En educación las casualidades no existen

Ph.D. en Economía en la Universidad de Chicago. Rector de la Universidad del CEMA. Miembro de la Academia Nacional de Educación. Consejero Académico de Libertad y Progreso.

ÁMBITO FINANCIERO A lo largo de los últimos años he publicado varias notas resaltando las decisiones del gobierno de Suecia frente al Covid-19, las cuales se diferenciaron de las seguidas por la mayor parte de los países del mundo, protegiendo la vida futura de sus niños y adolescentes, al prácticamente no cerrar las escuelas prescolares, primarias y secundarias (para jóvenes menores de 16 años) durante toda la pandemia.
Suecia es una sociedad que privilegia la libertad, por supuesto, con responsabilidad; en virtud de ello desafió en soledad al resto del mundo. El tiempo le dio la razón. Suecia no sufrió ninguna catástrofe sanitaria, como en mayo 2020 advirtió nuestro presidente Alberto Fernández que le habría de suceder, al utilizarla como contraejemplo de cómo no se debía enfrentar la pandemia. El resultado está la vista, mientras millones de niños de otros países sufrirán las secuelas de casi dos años de confinamiento, Suecia salvó a sus niños.
Lo absurdo del caso es que aún hoy se discute si fue justificable la política seguida por el gobierno sueco, cuando el peso de la prueba debería recaer sobre aquellos países, la gran mayoría, por cierto, que cercenaron irrestrictamente libertades para enfrentar la emergencia sanitaria y cerraron durante largos meses las escuelas.Pero esta no fue la primera vez que Suecia no siguió al rebaño. Desde la década de 1970 el sistema escolar sueco había disminuido considerablemente en calidad. Sólo quienes podían hacer frente a las altas matrículas de las escuelas privadas, mientras a su vez pagaban los elevados impuestos característicos de Suecia, tenían la capacidad de proporcionar una educación de excelencia a sus hijos. El resto de la población debía concurrir a las escuelas públicas de sus municipios. Suena conocido, ¿verdad?En virtud de ello, en 1992, Suecia llevó a cabo una reforma radical de su sistema educativo, a partir de la cual toda familia puede decidir libremente dónde educar a sus hijos, si en instituciones públicas o privadas (denominadas escuelas independientes), con o sin fines de lucro, y el Estado (a nivel Municipal) se limita a proporcionarles un voucher con el cual pagar por dicha educación.

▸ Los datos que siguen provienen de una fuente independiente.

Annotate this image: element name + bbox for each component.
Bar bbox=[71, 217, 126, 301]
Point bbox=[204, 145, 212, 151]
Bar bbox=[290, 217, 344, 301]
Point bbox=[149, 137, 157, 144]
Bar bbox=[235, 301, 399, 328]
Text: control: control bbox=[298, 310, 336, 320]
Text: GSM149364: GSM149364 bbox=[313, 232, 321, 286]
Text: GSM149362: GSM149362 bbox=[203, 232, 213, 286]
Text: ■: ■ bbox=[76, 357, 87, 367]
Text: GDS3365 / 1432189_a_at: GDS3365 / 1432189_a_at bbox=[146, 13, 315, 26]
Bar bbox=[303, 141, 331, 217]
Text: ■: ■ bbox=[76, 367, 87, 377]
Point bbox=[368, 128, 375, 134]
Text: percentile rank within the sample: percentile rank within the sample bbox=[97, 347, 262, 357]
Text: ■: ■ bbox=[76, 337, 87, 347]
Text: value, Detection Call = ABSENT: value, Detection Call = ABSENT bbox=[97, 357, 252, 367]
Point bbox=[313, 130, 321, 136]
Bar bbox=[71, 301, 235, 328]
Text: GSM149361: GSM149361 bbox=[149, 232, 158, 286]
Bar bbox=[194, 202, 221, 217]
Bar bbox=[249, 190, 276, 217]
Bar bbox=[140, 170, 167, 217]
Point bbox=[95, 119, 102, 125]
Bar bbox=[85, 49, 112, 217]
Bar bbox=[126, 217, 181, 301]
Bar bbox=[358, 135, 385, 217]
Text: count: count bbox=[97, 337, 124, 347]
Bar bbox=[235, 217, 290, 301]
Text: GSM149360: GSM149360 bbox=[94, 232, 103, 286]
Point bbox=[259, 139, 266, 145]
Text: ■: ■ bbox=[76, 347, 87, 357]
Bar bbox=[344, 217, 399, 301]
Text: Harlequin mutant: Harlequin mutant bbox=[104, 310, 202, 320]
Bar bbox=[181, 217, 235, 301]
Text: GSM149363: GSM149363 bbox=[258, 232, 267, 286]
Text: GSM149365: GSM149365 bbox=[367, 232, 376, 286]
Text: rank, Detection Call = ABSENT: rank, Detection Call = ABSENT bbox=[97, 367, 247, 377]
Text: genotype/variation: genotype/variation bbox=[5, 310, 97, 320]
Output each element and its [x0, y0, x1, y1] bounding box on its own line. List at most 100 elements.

El programa, basado en la tradición sueca de justicia social e igualdad de oportunidades, fue introducido por una coalición de centro derecha, en ese entonces en el gobierno. Per Unckel, ministro de Educación Sueco entre 1991-1994 y gestor de la reforma señalaba que: “la educación era demasiado importante como para dejarla en manos de un sólo productor”.

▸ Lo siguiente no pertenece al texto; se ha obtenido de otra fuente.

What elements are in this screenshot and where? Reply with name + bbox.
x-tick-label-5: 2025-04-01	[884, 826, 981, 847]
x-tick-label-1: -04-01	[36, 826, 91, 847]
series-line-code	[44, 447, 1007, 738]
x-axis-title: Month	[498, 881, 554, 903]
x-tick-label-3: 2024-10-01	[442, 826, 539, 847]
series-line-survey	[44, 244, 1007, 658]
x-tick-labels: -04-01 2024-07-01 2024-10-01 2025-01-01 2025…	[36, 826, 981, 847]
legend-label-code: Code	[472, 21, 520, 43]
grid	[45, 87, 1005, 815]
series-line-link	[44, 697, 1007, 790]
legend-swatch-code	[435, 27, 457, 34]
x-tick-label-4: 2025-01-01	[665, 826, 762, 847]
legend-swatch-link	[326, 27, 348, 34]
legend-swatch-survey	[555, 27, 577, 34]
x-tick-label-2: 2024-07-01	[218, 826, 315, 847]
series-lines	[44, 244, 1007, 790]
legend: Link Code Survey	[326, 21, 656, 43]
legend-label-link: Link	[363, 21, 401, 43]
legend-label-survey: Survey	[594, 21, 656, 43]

Es claro que no existen las casualidades, uno de los pocos países del mundo que ha implementado un sistema educativo que privilegia la libertad de los padres para decidir qué es lo mejor para sus hijos, independientemente de sus posibilidades económicas, 30 años después decide, en soledad, mantener abiertas las escuelas durante la pandemia.

Aún hoy, por supuesto, se cuestiona si la reforma educativa sueca ha sido o no un éxito; una vez más el peso de la prueba al revés. ¿No se debería evaluar, por el contrario, si un sistema educativo que no respeta la libertad de las familias para elegir cuál es la escuela más apropiada para sus hijos genera significativamente mejores resultados académicos y favorece en mayor medida la igualdad de oportunidades, que otro que sí lo hace?

Yo creo que sí y me atrevo a desafiar a que alguien me pruebe lo contrario, con la evidencia provista por nuestro país.